Trucks weighing more than five tons are banned from passing through Phnom Penh and face a fine of $25 if they attempt to do so, municipal officials said Monday.
Companies with warehouses in the city have been offered a temporary exemption but asked to relocate.
The ban will prevent traffic jams and damage to roads and the environment, said Phnom Penh municipal Cabinet Chief Mann Chhoeun.
“We noticed that heavy trucks often destroy Phnom Penh’s streets and create many problems with traffic accidents,” Mann Chhoeurn said.
“Due to the 50 percent plus 50 percent policy, we expect all of Phnom Penh’s streets to be paved this year.”
The policy divides the cost of road construction between local residents and the government.
About 70 percent of Phnom Penh’s more than 600 km of streets have been paved, but more than 200 km remain to be paved, said Municipal Public Works and Transportation Director Nhem Saran.
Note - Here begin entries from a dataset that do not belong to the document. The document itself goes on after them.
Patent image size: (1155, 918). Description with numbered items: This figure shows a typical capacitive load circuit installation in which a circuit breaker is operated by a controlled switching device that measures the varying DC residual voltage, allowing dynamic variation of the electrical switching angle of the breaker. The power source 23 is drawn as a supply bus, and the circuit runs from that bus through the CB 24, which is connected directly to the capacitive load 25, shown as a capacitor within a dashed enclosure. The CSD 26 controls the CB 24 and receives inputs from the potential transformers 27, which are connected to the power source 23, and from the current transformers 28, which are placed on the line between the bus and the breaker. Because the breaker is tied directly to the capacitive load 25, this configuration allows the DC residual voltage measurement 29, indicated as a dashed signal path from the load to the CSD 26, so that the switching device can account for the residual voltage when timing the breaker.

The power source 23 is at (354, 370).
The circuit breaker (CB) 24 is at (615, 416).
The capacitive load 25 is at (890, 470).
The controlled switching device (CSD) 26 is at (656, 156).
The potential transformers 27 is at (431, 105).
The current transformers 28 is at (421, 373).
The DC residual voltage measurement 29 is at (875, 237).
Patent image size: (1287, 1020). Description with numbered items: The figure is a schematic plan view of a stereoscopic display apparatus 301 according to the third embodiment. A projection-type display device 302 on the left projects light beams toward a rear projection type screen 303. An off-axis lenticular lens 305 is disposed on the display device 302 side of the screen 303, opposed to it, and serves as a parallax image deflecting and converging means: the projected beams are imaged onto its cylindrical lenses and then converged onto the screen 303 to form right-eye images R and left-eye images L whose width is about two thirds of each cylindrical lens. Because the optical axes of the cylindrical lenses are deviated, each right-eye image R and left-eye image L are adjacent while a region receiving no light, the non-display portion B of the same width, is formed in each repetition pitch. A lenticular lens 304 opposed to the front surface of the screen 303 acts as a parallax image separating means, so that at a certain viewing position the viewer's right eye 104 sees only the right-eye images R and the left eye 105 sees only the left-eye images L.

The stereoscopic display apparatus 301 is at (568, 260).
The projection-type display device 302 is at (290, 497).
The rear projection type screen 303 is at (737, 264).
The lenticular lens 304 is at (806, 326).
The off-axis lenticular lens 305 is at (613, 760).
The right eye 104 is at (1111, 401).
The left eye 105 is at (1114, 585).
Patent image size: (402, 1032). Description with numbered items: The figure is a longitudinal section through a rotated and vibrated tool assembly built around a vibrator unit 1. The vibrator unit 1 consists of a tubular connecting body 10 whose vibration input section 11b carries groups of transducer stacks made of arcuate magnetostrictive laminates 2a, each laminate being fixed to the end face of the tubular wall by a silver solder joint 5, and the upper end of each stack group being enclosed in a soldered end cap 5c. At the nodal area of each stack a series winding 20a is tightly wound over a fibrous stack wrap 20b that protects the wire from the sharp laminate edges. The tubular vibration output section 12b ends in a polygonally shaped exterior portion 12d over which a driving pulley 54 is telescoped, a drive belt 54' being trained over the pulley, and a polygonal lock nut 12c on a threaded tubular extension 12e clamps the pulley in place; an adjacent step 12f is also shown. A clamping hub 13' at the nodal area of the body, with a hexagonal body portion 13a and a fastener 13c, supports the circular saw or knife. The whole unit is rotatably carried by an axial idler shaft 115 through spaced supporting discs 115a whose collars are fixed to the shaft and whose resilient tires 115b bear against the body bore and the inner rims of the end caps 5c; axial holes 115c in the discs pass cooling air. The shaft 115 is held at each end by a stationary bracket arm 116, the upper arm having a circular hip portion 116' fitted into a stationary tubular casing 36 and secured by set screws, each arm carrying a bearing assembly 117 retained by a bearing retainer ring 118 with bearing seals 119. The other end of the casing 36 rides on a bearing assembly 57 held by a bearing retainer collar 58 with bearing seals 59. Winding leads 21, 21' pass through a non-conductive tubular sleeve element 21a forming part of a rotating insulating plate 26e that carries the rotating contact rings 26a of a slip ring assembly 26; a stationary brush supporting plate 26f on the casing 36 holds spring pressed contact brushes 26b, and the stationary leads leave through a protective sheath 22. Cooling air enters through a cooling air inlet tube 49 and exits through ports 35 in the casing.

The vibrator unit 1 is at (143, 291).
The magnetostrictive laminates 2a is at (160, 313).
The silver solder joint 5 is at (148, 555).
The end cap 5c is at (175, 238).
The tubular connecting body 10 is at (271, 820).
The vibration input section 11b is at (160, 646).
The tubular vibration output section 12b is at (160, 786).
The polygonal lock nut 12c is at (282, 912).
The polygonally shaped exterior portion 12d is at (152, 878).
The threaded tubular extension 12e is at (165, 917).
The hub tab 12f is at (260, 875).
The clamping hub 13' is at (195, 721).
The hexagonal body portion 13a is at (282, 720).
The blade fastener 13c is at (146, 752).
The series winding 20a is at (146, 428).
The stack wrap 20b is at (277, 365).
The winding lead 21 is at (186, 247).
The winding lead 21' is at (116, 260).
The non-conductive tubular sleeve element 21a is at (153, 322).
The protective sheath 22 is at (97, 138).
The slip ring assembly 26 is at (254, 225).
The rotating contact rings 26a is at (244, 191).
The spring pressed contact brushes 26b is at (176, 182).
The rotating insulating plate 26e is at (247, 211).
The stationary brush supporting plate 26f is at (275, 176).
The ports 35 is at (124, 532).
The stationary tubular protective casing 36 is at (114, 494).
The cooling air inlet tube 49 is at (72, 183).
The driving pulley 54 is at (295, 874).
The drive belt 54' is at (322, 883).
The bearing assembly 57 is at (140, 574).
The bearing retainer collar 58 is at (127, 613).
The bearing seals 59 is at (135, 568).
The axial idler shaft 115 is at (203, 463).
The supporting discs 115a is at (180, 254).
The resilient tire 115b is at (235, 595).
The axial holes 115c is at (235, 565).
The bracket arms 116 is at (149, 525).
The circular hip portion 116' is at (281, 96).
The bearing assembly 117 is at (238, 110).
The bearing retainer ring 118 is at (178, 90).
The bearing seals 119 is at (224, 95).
The December order forces trucks to remain on the outskirts of the city in the Kobsrov and Chaom Chau areas and to travel only on street numbers 70, 273, 516, 315, 598, 271 and 371.
To transport goods into the capital, large trucks must stop outside the city and reload cargo onto smaller trucks.
But trucks possessing letters of permission from the municipality, such as those carrying gasoline or construction materials for public works, will be allowed to drive within the city.
Companies with warehouses in the city and permission letters from the municipality will be allowed to carry up to 25 tons, though they will be banned during peak traffic hours from 7 am to 8:30 am, 11 am to noon and 5 pm to 6:30 pm.
Trucks carrying sand, soil or rocks are also required to have cargo properly covered to prevent spillage.